FIGURE 10.

Schematic distribution of CK and compartmentation of CK metabolism in Arabidosis. CK biosynthesis was localized mainly to plastids and further to mitochondrion and cytosol (Kasahara et al., 2004) followed by their activation that occurs within cytosol (Chen and Kristopeit, 1981a,b; Kuroha et al., 2009). Distribution of distinct CK forms within cellular compartments was elucidated in our recent publication (Jiskrová et al., 2016). Almost no active CK content in apoplast in comparison to CK glucosides is given by the fact that CK degradation takes place prevalently there (Werner et al., 2003). Besides CK degradation in apoplast, two of its enzymes were localized in vacuoles (Werner et al., 2003), whereas only one enzyme (CKX7) was revealed to play its role in cytoplasm (Köllmer et al., 2014). In this study, we confirmed localization of CK glucosylation in cytosol, thereby suggesting a transport mechanism of CK glucosides across plasma membrane out of the cytosol.
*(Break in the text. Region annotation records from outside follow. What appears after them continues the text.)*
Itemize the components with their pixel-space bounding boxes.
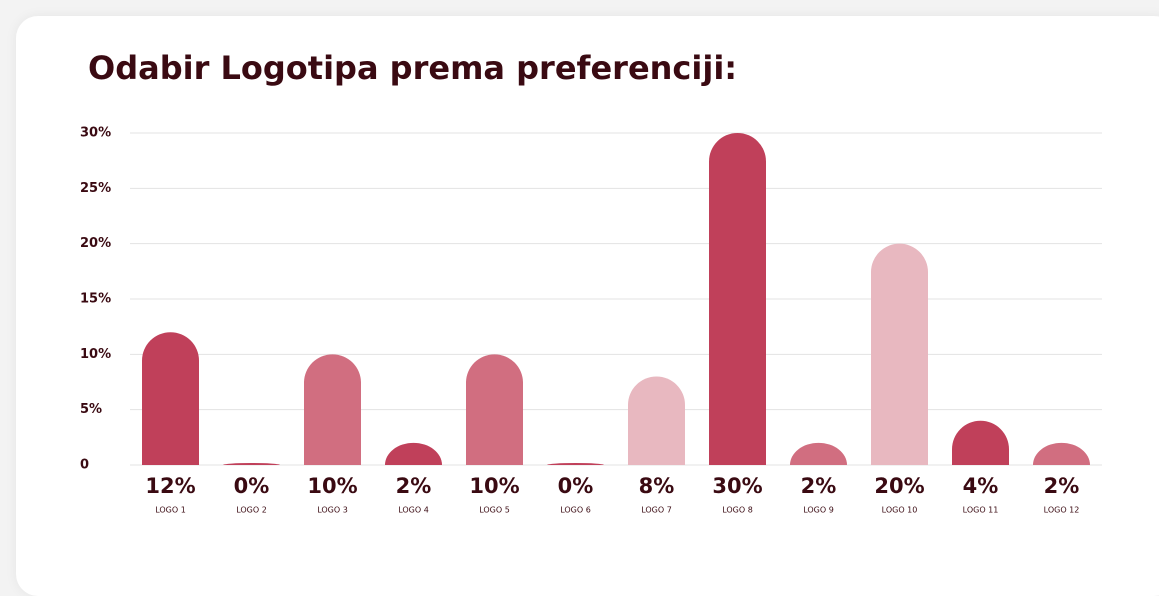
value-label: 2% (801, 474, 837, 498)
x-tick-label: LOGO 8 (722, 506, 753, 515)
value-label: 2% (396, 474, 432, 498)
chart: Odabir Logotipa prema preferenciji: 0 5% 1… (80, 49, 1102, 515)
bar (223, 463, 280, 465)
y-tick-label: 30% (80, 126, 111, 141)
bar (952, 420, 1009, 465)
page: Odabir Logotipa prema preferenciji: 0 5% 1… (16, 16, 1159, 596)
bar (304, 354, 361, 465)
bar (1033, 442, 1090, 465)
x-tick-label: LOGO 12 (1044, 506, 1080, 515)
x-tick-label: LOGO 9 (803, 506, 834, 515)
y-tick-label: 0 (80, 458, 89, 473)
card (16, 16, 1159, 596)
chart-title: Odabir Logotipa prema preferenciji: (88, 49, 737, 87)
x-tick-label: LOGO 3 (317, 506, 348, 515)
y-tick-label: 25% (80, 181, 111, 196)
value-label: 8% (639, 474, 675, 498)
x-tick-label: LOGO 10 (882, 506, 918, 515)
bar (466, 354, 523, 465)
y-tick-label: 10% (80, 347, 111, 362)
x-tick-label: LOGO 2 (236, 506, 267, 515)
value-label: 30% (712, 474, 762, 498)
x-tick-label: LOGO 1 (155, 506, 186, 515)
bar (385, 442, 442, 465)
value-label: 0% (234, 474, 270, 498)
value-label: 0% (558, 474, 594, 498)
bar (628, 376, 685, 465)
value-label: 4% (963, 474, 999, 498)
x-tick-label: LOGO 5 (479, 506, 510, 515)
value-label: 2% (1044, 474, 1080, 498)
bar (709, 133, 766, 465)
bar (871, 243, 928, 465)
y-tick-label: 5% (80, 402, 102, 417)
bar (142, 332, 199, 465)
value-label: 12% (145, 474, 195, 498)
value-label: 10% (307, 474, 357, 498)
x-tick-label: LOGO 7 (641, 506, 672, 515)
x-tick-label: LOGO 4 (398, 506, 429, 515)
x-tick-label: LOGO 11 (963, 506, 999, 515)
y-tick-label: 20% (80, 236, 111, 251)
value-label: 10% (469, 474, 519, 498)
bar (790, 442, 847, 465)
y-tick-label: 15% (80, 292, 111, 307)
x-tick-label: LOGO 6 (560, 506, 591, 515)
value-label: 20% (874, 474, 924, 498)
bar (547, 463, 604, 465)
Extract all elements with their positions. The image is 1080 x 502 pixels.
The only known transporters of CK up to date are purine permeases (PUP) transporting iP and tZ (Gillissen et al., 2000; Bürkle et al., 2003; Cedzich et al., 2008), and equilibrative nucleoside transporters (ENT) (Sun et al., 2005; Hirose et al., 2007). Perception and signal transduction of CK was described in many works up to now (for review, see Kakimoto, 2003; or Spíchal, 2012). In this scheme, we adopt a hypothesis from our review (Zalabák et al., 2013) where recycling of AHK monomers between endosomes and plasma membrane (Dortay et al., 2008; Lomin et al., 2011) is proposed as a possible compromise scenario.